Restart Samba (>service smb restart) and your users should now see their personal directory without seeing the homes share.

If you do not have a [homes] section, here is an example on for you –>

        hide dot files = no
        comment = Home Directories
        writeable = yes
        delete readonly = yes
        valid users = %S
        browseable = no

The Essential Startup Reader: 10 Lessons in Entrepreneurship

As a blogger, I spend most of my time writing. But it’s time spent reading that’s most satisfying. Here’s a short (and by no means a complete) list of 10 articles that encapsulate the art of the startup. Most were published during 2009, and I found them educational and full of practical tips that we’ve applied to our business. They’ve also helped me think differently about startups and entrepreneurship. Hope you enjoy reading them as much as I did.

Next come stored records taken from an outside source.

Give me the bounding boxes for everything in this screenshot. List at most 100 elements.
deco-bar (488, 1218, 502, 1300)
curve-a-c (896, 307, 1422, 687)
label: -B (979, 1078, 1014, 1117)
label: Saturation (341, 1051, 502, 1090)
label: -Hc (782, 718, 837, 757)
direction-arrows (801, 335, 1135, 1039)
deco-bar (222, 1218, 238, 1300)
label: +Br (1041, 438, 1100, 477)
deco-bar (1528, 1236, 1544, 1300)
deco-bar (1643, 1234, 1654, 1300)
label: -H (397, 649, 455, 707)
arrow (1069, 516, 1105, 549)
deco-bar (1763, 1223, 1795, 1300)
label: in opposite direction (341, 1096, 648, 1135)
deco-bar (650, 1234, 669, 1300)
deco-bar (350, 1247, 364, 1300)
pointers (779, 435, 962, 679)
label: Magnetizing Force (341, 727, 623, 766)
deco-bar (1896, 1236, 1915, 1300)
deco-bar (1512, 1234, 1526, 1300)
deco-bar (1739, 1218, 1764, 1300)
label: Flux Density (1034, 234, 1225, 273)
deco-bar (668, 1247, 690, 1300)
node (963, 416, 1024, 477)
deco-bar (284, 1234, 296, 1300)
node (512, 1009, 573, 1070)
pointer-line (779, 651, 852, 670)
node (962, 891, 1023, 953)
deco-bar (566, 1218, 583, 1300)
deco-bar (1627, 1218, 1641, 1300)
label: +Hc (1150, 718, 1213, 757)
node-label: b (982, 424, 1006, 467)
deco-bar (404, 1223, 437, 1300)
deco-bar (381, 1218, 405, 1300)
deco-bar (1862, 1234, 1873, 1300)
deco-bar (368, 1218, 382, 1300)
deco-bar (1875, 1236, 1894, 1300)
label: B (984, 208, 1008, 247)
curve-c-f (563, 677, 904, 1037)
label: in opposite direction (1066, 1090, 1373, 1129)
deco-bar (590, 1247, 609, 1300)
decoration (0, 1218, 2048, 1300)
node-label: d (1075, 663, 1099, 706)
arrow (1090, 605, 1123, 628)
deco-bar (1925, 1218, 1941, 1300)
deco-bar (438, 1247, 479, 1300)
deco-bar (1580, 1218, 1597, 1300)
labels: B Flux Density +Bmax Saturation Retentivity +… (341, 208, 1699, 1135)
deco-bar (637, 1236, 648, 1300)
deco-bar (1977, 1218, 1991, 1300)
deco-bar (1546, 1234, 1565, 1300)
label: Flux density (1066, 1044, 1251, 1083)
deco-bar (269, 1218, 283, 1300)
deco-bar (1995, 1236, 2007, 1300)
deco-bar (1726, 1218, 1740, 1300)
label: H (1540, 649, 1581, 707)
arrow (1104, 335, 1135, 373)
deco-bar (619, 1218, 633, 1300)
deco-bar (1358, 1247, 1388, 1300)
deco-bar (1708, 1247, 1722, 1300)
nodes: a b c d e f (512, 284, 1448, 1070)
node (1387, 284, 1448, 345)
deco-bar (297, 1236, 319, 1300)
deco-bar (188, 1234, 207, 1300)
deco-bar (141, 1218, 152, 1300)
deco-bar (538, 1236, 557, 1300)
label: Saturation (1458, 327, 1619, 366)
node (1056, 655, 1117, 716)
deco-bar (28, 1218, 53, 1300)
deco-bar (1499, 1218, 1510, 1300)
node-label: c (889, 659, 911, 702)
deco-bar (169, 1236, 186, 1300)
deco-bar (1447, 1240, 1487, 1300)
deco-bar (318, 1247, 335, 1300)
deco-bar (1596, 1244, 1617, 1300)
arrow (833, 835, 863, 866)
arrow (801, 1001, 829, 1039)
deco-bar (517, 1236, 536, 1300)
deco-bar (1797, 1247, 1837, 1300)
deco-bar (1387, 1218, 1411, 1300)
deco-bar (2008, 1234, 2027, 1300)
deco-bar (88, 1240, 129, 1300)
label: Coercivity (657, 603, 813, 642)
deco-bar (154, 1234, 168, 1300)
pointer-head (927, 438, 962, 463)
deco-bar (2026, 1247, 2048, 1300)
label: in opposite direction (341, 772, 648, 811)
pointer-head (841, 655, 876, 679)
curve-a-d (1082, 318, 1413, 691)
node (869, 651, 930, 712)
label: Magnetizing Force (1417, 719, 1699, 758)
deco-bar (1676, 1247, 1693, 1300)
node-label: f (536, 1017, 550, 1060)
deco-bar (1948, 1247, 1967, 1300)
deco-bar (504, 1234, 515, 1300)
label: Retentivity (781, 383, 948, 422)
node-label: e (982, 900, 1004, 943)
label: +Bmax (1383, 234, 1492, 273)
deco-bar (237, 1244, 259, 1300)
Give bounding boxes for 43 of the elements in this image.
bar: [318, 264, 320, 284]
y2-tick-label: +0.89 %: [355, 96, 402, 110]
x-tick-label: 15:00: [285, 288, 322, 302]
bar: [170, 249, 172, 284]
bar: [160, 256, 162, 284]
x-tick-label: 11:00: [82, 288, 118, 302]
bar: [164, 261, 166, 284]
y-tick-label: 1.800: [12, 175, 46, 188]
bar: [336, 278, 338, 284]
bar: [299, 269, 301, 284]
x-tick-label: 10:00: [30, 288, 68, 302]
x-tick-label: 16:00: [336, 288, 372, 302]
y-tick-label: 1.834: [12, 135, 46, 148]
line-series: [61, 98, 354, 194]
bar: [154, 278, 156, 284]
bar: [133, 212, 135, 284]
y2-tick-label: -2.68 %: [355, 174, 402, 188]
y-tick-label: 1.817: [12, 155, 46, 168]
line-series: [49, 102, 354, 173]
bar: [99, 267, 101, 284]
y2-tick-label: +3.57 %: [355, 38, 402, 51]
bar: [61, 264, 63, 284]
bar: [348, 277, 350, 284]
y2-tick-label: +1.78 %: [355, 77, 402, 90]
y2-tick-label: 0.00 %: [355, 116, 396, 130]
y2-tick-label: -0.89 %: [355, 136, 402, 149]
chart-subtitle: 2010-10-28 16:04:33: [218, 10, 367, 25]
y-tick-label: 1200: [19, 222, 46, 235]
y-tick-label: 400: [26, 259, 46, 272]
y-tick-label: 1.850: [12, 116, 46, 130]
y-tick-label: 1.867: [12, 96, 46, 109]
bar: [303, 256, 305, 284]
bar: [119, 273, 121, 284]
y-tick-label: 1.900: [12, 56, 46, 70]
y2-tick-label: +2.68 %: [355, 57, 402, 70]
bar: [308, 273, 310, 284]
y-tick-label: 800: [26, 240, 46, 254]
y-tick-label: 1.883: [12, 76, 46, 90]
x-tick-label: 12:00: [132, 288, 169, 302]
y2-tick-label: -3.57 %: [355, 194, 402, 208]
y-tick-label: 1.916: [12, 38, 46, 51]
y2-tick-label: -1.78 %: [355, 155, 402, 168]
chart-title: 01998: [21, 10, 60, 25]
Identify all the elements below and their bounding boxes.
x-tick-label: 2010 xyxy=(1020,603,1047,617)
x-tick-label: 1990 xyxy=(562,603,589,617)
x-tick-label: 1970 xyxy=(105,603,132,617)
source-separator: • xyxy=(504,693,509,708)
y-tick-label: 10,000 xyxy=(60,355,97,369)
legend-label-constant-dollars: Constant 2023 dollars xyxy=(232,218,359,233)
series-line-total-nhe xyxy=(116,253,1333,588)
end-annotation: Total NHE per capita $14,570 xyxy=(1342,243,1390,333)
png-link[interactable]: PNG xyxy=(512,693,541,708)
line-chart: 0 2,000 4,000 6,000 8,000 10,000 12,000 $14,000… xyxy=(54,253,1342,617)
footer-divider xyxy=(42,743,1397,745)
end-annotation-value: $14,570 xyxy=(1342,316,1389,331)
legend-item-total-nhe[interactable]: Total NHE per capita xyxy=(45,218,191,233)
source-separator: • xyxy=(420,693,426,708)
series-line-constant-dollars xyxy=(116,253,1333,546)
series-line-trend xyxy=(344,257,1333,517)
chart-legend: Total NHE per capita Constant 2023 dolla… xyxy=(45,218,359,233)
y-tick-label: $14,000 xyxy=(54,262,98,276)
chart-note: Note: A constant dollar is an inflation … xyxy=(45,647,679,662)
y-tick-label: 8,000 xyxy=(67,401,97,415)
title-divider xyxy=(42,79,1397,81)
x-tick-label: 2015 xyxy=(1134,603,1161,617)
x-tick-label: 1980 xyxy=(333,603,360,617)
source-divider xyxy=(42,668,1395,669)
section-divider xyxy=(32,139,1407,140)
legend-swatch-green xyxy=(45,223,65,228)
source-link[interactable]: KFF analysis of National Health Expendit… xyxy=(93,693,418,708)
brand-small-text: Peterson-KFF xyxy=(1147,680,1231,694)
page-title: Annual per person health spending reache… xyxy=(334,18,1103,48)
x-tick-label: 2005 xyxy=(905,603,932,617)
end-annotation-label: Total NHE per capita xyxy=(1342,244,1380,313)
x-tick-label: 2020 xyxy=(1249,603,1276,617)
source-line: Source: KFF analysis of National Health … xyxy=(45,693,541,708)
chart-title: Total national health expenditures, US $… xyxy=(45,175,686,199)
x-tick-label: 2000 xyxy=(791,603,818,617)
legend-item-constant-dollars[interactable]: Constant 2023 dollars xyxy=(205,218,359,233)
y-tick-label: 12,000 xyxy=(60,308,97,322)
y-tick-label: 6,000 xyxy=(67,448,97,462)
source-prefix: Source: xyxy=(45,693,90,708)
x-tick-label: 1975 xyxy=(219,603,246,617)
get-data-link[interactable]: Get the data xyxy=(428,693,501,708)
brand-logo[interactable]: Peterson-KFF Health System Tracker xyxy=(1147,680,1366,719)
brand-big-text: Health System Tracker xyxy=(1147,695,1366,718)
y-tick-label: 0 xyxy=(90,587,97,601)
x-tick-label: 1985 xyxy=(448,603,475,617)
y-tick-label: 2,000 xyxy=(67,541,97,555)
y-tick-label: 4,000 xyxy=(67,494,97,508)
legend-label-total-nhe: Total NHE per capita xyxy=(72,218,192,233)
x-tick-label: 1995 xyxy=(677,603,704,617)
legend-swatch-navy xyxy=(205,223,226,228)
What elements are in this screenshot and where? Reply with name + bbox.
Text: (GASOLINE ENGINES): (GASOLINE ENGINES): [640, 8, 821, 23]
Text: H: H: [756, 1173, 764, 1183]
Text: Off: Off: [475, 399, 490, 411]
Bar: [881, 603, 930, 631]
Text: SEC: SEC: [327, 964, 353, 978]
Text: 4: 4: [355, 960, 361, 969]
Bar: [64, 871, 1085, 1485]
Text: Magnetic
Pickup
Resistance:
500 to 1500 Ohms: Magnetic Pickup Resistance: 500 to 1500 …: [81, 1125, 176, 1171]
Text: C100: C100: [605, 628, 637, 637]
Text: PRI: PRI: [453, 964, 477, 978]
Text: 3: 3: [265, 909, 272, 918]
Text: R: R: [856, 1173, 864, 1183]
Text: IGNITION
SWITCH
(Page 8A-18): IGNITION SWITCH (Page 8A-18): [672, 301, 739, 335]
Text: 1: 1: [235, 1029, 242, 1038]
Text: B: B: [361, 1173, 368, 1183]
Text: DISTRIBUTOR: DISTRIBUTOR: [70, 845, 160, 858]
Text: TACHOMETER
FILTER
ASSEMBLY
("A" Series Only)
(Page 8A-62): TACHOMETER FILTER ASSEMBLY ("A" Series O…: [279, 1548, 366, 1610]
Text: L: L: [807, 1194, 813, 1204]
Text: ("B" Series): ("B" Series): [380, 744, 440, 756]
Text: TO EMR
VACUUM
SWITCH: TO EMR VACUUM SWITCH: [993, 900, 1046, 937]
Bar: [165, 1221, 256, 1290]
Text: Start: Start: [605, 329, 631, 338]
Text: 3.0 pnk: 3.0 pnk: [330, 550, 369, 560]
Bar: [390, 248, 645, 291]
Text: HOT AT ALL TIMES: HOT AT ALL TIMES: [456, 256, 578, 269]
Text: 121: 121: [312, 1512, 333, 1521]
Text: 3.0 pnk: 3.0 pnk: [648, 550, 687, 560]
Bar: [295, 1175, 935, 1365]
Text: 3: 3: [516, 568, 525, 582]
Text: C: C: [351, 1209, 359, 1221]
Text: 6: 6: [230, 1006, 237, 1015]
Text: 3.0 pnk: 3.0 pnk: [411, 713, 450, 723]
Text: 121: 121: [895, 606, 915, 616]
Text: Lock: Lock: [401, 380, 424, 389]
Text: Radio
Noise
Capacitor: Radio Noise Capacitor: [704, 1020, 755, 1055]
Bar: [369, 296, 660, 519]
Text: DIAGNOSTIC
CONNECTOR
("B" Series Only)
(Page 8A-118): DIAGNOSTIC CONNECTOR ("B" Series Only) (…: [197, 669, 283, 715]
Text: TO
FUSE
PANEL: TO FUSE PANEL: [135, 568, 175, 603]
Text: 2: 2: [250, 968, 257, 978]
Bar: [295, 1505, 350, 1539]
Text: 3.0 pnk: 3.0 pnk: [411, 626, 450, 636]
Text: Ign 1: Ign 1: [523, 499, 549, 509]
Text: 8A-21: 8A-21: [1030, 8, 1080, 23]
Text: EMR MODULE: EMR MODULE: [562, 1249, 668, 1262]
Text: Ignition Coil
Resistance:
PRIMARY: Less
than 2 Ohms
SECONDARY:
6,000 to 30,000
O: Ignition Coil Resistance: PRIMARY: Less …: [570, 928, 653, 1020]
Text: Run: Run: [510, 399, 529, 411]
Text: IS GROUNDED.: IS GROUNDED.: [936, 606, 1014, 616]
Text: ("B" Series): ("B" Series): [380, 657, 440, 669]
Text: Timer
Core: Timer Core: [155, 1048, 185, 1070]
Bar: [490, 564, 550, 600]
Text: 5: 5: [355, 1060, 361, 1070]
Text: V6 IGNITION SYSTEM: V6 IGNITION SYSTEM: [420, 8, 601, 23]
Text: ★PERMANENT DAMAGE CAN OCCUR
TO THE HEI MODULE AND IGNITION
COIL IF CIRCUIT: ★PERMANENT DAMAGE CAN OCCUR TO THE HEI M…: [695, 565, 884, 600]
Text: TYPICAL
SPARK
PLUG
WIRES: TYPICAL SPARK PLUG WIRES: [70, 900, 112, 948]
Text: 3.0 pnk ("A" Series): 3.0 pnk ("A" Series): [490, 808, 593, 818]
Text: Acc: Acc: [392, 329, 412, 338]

  1. <a href="http://www.paulgraham lipitor 40” target=”_new”>“What Startups Are Really Like” by Paul Graham: This has to be the single best essay I read during 2009. Every entrepreneur should begin the startup journey with this essay. It bottles every essence of entrepreneurship and startups, and is chock-full of practical advise and tips that are applicable to anyone who dares to dream.
  2. “Milestones to Startup Success” by Sean Ellis: Ellis explains the need for minimum viable product, aka MVP, and then outlines how startups can go up his startup pyramid to find success.
  3. Myth: Entrepreneurship Will Make You Rich” by Eric Ries: “One of the unfortunate side effects of all the publicity and hype surrounding startups is the idea that entrepreneurship is a guaranteed path to fame and riches. It isn’t,” Ries writes in this no-holds-barred essay about the challenges and pitfalls of being a startup founder.
  4. “What Is the Minimum Viable Product?” by Venture Hacks: A great audio conversation on the Venturehacks blog including a slide show.
  5. “The Power of Continuous Improvement” by Mike Speiser: In a guest post for us, Mike talks about the importance of metrics, feedback and how they can drive continuous improvement. Mike’s rules have found eager takers among our team.
  6. “Getting Comfortable With People Who Make You Uncomfortable” by Mike Speiser: In this article, Mike addresses the need for people who challenge conventional wisdom and make everyone around them uncomfortable — which is why every company needs them.
  7. “The Funnel Principle: Software & Making Money” by Tony Wright: It’s good to build great products, but in order to build great companies one needs to have more — a clear path of monetization, an attention magnet, and in general excellence at things beyond product development.
  8. “Does Every Startup Need a Steve Jobs?” by Andrew Chen: A dissection of how insanely great products are built by combining desirability, feasibility and viability. Read this post after reading Wright’s “Funnel Principle.”
  9. “Designing for Social Traction” by Josh Porter


10: “Startup Killer: The Cost of Customer Acquisition” by David Skok: A definitive essay on startup business models, the perils of overoptimism, and the importance of cost of customer acquisitions. Skok is a 3-time entrepreneur with a lifetime of experience.

Bonus links:

Steve Jobs\’ 2005 Stanford Commencement Address



Initializing a new instance of Linux

After a fresh install of Linux, there are a number of tasks I like to do. I like having commands and aliases that I am used to installed.

Copy /opt/scripts

Create /opt/sw


set up MySQL

Install WebMin and VirtualMin for managing your domain names and their.